Sizing Your AWS Cloud’s Capacity with BlazeMeter and Cloudyn
How do you prepare your service for the next hike in traffic? How do you correctly size your cloud environment for the coming year? Can you forecast your demand? Do you know where your IT environment’s bottlenecks are? While most people think that cost optimization solely relates to increasing capacity, it also works in reverse, with environments that are underutilized and require a downsize in cloud operations in order to optimize usage and costs. In this article, we will show you a case to help guide you through planning, building and controlling your cloud environment in terms of finding the right sized compute capacity to support online demand in an optimized environment.
Up Size and Set Your Autoscale Policy
Let’s take a WordPress based online magazine as an example. The magazine’s IT operations team decides to use BlazeMeter to run a load test on a scaled down sample environment of their system, as shown on the right, in order to understand their environment’s capabilities.

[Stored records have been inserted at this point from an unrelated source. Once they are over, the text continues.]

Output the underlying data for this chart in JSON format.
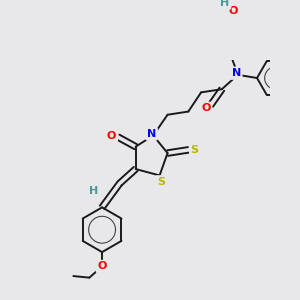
{
  "background_color": "#e8e8eb",
  "atom_colors": {
    "C": "#000000",
    "H": "#4a9a9a",
    "N": "#0000ff",
    "O": "#ff0000",
    "S": "#b8b800"
  },
  "bond_color": "#1a1a1a",
  "bond_width": 1.4,
  "figsize": [
    3.0,
    3.0
  ],
  "dpi": 100
}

The system runs on the AWS cloud and consists of medium EC2 instances, an RDS master database, S3 for file storage, and will be load balanced with ELB. The load tests show that the sampled environment provides a 3-second average load time per page for 20 concurrent visitors, which is ideal for SEO and user experience, as shown below:
There are other factors that could be the cause of the system’s failure. Keeping in mind that the solution may not be to simply scale up or out, the team may need to perform a stress test and use an APM, like NewRelic’s integration with BlazeMeter, in order to further monitor bottlenecks in their database or network.
For the sake of this example, we’ll say that instance size was, in fact, the bottleneck for the online magazine. The IT operations team knows that they want to increase the size of their instances, they just don’t know by how much. With BlazeMeter the team can easily update the EC2 instances and run a few additional iterations of JMeter tests, enabling them to quickly make better decisions regarding instance size as well as auto scale configuration parameters.
Downsize and Optimize Costs
Next, they turn to their Cloudyn account to get some professional recommendations that help identify the best options to optimize their system. Cloudyn’s tools show CPU and memory metrics along with recommended actions in terms of resizing instances. As illustrated in the screen below, Cloudyn’s recommendations aren’t limited to just sizing up or down within a single family, they also take newer families and instance generations into consideration.
So, now that we've looked at our performance and the ability to upsize with BlazeMeter, we want to make sure that we're covering all of our bases in terms of budget allocation. Therefore, the first area that we're going to look at, with Cloudyn, is proper RDS and EC2 instance sizing. To do that, we'll turn to our sizing recommendations, which essentially analyze CPU, memory metrics, and I/O.
To complement that, Cloudyn also looks at the situation from a cost perspective. Once the necessary next steps are understood on the operational performance level, they make sure those things also make sense financially. In our case, Cloudyn was able to find the magazine a different family with more CPU and memory for less money. Once things stabilized, in terms of usage, Cloudyn was able to see how many particular instances were used, as well as if their usage warranted switching from on-demand pricing to reserved.
This can be a very tricky area, because figuring out the aggregate usage across multiple instances is not a simple task. Figuring out if an instance has 50% usage over the course of a year and whether that translates into 3 or 6 months of consecutive usage, is no simple matter. However, Cloudyn provides the tools to do just that, identifying when, where, and what types of reservations should be bought.
Due to the flexible nature of the cloud, online services can easily support high demand and maintain a great user experience. However, it is critical to be able to control the capacity changes in this highly dynamic environment, while maintaining an optimized environment in order to avoid capacity bottlenecks or over provisioning.